Shakespeare según un cultor de los films de ciencia ficción
Si William Shakespeare viviera ya habría planteado una demanda por difamación e injurias contra el productor y director Roland Emmerich, el libretista John Orloff y varios de sus asociados en la fabricación de esta película que sostiene que el célebre dramaturgo, poeta, director y actor teatral isabelino fue en realidad un falsario, un chantajista y hasta incluso un asesino. Con el dinero que obtendría de Emmerich, Sony Pictures y otros involucrados, probablemente hubiera podido retirarse a pasar sus últimos años en su natal Stratford upon-Avon antes de lo que lo hizo.
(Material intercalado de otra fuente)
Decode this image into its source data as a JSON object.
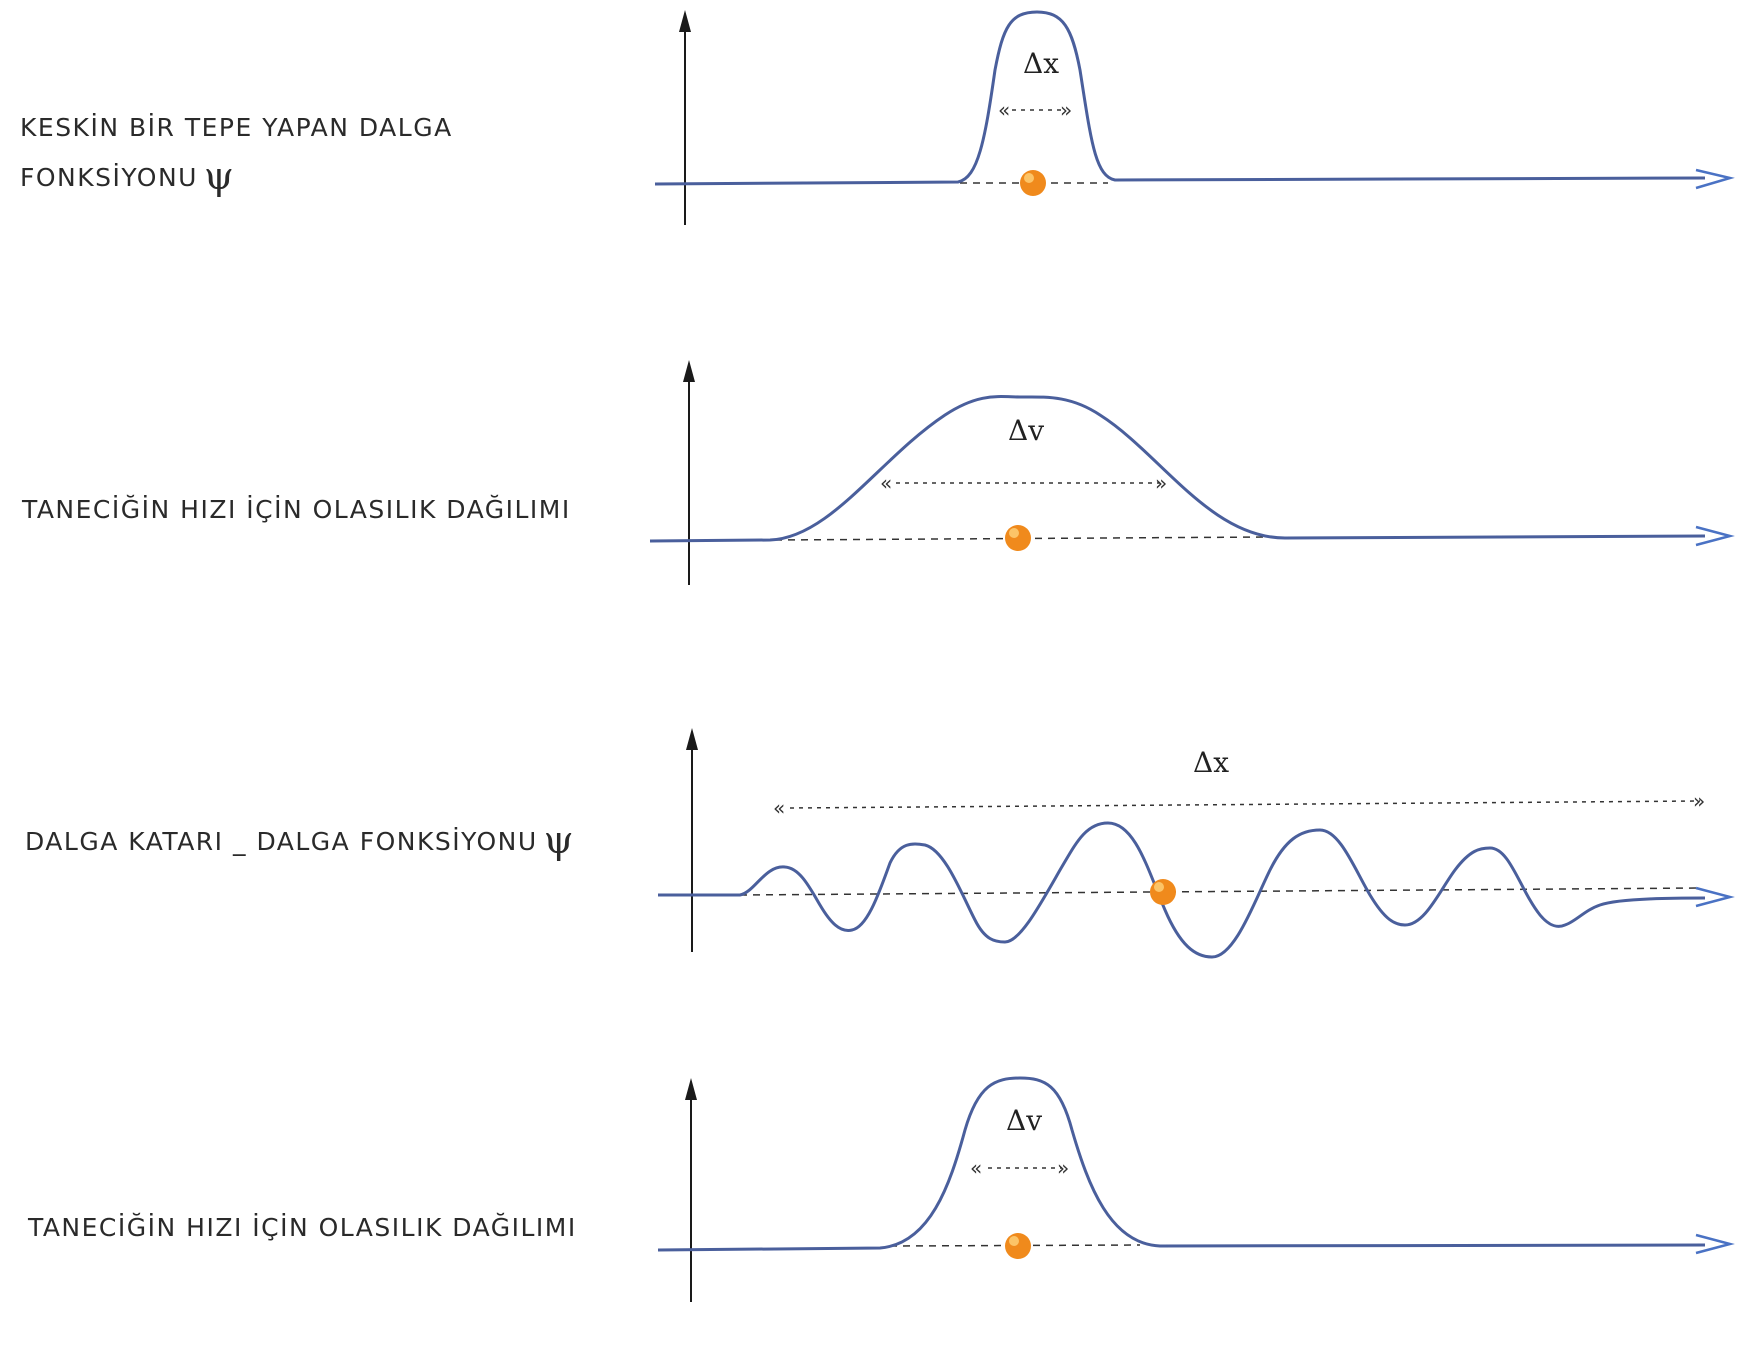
{
  "colors": {
    "curve": "#4a5f9c",
    "axis_arrow": "#4a72c4",
    "vertical_axis": "#1a1a1a",
    "particle": "#f08a1c",
    "text": "#2a2a2a"
  },
  "panels": [
    {
      "caption_lines": [
        "KESKİN BİR TEPE YAPAN DALGA",
        "FONKSİYONU"
      ],
      "symbol": "ψ",
      "delta_label": "Δx",
      "curve_type": "narrow-peak"
    },
    {
      "caption_lines": [
        "TANECİĞİN HIZI İÇİN OLASILIK DAĞILIMI"
      ],
      "symbol": "",
      "delta_label": "Δv",
      "curve_type": "wide-peak"
    },
    {
      "caption_lines": [
        "DALGA KATARI _ DALGA FONKSİYONU"
      ],
      "symbol": "ψ",
      "delta_label": "Δx",
      "curve_type": "wave-train"
    },
    {
      "caption_lines": [
        "TANECİĞİN HIZI İÇİN OLASILIK DAĞILIMI"
      ],
      "symbol": "",
      "delta_label": "Δv",
      "curve_type": "narrow-peak"
    }
  ]
}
Naturalmente, si Shakespeare fuera nuestro contemporáneo no existiría controversia acerca de su identidad: una vez por semana lo estarían entrevistando en la BBC o en CNN. Y no existiría tampoco la larga tradición de atribuir sus obras a algún otro, llámese Francis Bacon, Ben Jonson o (como lo hace esta película) Edward de Vere, conde de Oxford. Cabe recordar de todos modos que la tesis del film no es un invento del director Emmerich y su libretista Orloff, sino que tiene una prosapia algo más ilustre: ha sido defendida desde, por lo menos, 1920, y existe una Sociedad Oxfordiana dedicada a buscar evidencia que la respalde debidamente.
Irónicamente, los responsables del film han encontrado por lo menos a un formidable actor shakespeareano que está de acuerdo con su tesis: Derek Jacobi aparece al comienzo del film como presentador en ropas modernas, y argumenta (con afirmaciones que incluyen varias inexactitudes) en favor de su postura revisionista. También está en el film Vanessa Redgrave (otra erudita shakespeareana) interpretando a la reina Isabel, pero nadie le ha pedido su opinión. Es probable que su respuesta contuviera algunos escepticismos.
Las razones por las cuales De Vere no pudo ser (o al menos dudosamenre fue) Shakespeare pueden ocupar varios tomos, y algunas de ellas han sido recogidas en una nota previa en esta misma página. Los errores históricos que cometen Emmerich y Orloff están circulando ya por todo Internet, y se parecen a los usuales en los que el cine industrial incurre cuando se ocupa de personajes y situaciones presuntamente reales. Anónimo no transcurre en el mundo real (ni siquiera el de la realidad isabelina), sino en un suburbio de Hollywood.
Hay que reconocer que lo hace con ingenio. Si se acepta que lo que se está viendo en la pantalla es una fantasía y no algo remotamente parecido a una historia real (digamos, una nueva versión de Los tres mosqueteros, donde, como se sabe, Luis XIII, Ana de Austria, Richelieu y el duque de Buc- kingham son personajes que existieron verdaderamente, aunque el operativo de D`Artagnan y sus amigos en pos de recuperar los aretes de la reina sea un invento de Alejandro Dumas) el resultado es vistoso y entretenido.
Tiene todo lo que cabe esperar de un folletín de época: algo de cine catástrofe (la película arranca con el incendio del teatro Globe), conspiraciones de palacio, amores ilícitos, asesinatos, parentescos inesperados, y una elaborada farsa con objetivos políticos muy concretos. Y la película no se equivoca, por lo menos, en la elección de alguno de sus villanos. El brillante y maquiavélico William Cecil (David Thewlis) y su hijo Robert (Edward Hogg) fueron realmente bastante parecidos a lo que el film sugiere: el auténtico poder detrás del trono de una reina Isabel que tenía bastante menos libertad de acción de la que le atribuye la leyenda. Cualquiera de los dos era capaz de perpetrar las maldades que el libreto les atribuye. El retrato de Shakespeare es, en cambio, literalmente falso e insultante.
Los profesores de historia y literatura, y hasta los meros ratones de biblioteca van a contemplar sin duda con una semisonrisa irónica y un enarcamiento de cejas varios de los giros anecdóticos del film, algo a lo que Emmerich ya debe de estar acostumbrado: antes pudo desconfiarse de sus extraterrestres que usaban algo parecido a Windows 95 en Día de la independencia, de su visión de la prehistoria en 10.000 A.C., de su inminente Edad del Hielo en El día después de mañana o de su particular lectura de las profecías mayas en 2012. Pero hasta ellos disfrutarán de la calidad del elenco y los esmeros con que, efectos de computadora mediante, el film reconstruye el Londres isabelino o moviliza masas que llenan el ojo cuando la cámara las recoge en tomas aéreas. De alguna manera (típico de Emmerich) el film funciona a nivel de placer culpable, pero convendría que a los liceales les explicaran que la historia verdadera fue otra historia.